Können Sie sich noch erinnern? Als wir Kinder waren, haben wir Mundlesen gespielt. Jemand musste tonlos etwas sagen, und der andere musste versuchen, den Text aufgrund der Mundbewegungen zu erraten.  Wir wurden bald ziemlich gut darin.

Jetzt, da alle FFP2-Maske tragen, komm ich drauf, wie schlecht ich jemanden verstehe, wenn ich seinen Mund nicht sehe. Die Maske dämpft den Ton ab, vor allem aber verdeckt sie die Mundbewegungen, und sie verdeckt die Mimik. Und auf einmal verstehe ich nicht mehr, was gesagt wird, und wenn ich es doch verstehe, bin ich mir nicht sicher, wie es gemeint ist. (Möglicherweise werde ich ja auch langsam schwerhörig, aber noch weigere ich mich, das zu glauben.) Aus diesem Grund telefoniere ich auch nicht gerne – ich kann das Gesicht meines Gegenübers nicht sehen.

Mir fällt jedenfalls auf, dass ich plötzlich erstaunlich oft „Wie bitte?“ sage, und ich merke, dass auch mein Gegenüber oft mit „Wie bitte?“ antwortet, wenn ich etwas sage. (In Wahrheit sagen wir natürlich vor allem „Was?“ oder, da wir in Österreich sind, „Wos?“ – aber das ist eine höfliche Kolumne, also nehmen wir jetzt einfach einmal an, wir sagen „Wie bitte?“). Gespräche in der Covid-Zeit klingen anders, man verbringt viel Zeit damit, nachzufragen, was der andere eigentlich gesagt hat.
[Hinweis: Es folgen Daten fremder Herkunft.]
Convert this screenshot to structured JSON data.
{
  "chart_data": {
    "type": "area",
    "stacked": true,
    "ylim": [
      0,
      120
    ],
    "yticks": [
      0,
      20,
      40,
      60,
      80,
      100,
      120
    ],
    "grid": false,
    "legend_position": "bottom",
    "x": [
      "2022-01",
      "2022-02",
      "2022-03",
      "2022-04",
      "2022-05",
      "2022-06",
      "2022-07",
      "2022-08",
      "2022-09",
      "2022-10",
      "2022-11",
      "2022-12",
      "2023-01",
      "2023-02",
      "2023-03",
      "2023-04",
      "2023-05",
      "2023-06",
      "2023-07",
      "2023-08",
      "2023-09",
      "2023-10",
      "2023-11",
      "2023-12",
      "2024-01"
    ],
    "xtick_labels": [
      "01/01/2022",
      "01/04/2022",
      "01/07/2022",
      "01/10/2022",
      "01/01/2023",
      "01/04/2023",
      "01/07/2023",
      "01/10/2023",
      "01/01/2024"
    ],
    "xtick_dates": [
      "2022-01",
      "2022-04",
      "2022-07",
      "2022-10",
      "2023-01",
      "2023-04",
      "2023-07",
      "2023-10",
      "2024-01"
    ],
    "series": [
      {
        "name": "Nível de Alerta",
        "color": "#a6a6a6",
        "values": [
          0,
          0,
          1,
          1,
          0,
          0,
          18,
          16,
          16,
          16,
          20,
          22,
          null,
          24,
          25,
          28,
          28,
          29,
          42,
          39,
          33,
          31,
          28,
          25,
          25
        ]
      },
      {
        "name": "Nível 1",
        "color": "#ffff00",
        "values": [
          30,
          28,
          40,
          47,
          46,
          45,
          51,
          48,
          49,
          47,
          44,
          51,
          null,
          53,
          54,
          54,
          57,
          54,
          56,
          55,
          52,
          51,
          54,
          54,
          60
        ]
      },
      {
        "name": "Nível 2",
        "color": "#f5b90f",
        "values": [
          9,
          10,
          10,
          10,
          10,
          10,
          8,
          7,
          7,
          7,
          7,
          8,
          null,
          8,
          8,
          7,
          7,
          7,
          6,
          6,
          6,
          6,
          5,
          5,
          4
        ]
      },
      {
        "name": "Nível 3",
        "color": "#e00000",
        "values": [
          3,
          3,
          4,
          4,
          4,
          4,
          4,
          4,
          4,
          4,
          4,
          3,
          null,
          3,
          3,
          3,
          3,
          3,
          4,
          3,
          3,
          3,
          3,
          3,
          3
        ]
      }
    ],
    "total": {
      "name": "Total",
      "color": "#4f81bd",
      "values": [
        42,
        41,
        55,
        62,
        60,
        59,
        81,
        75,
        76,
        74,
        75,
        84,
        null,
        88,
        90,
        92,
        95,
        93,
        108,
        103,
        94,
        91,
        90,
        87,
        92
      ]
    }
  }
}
Kürzlich war ich bei meiner Zahnärztin, sie trug Maske und Gesichtsschild, und ich verstand überhaupt nichts. Nach der Behandlung führte sie ein Gespräch mit mir, und ich verlegte mich darauf, im Wesentlichen „Ja“ und „Eh“ zu sagen. Lustigerweise schien das zu passen, denn die Zahnärztin hat sich nicht gewundert.

Wenn der ganze Wahnsinn irgendwann vorbei ist und wir wieder unmaskiert durch die Gegend laufen (außer es ist grad Fasching): Werden wir einander dann wahnsinnig gut verstehen und ein Zeitalter des gegenseitigen Verständnisses bricht an?
Hoffen darf man ja.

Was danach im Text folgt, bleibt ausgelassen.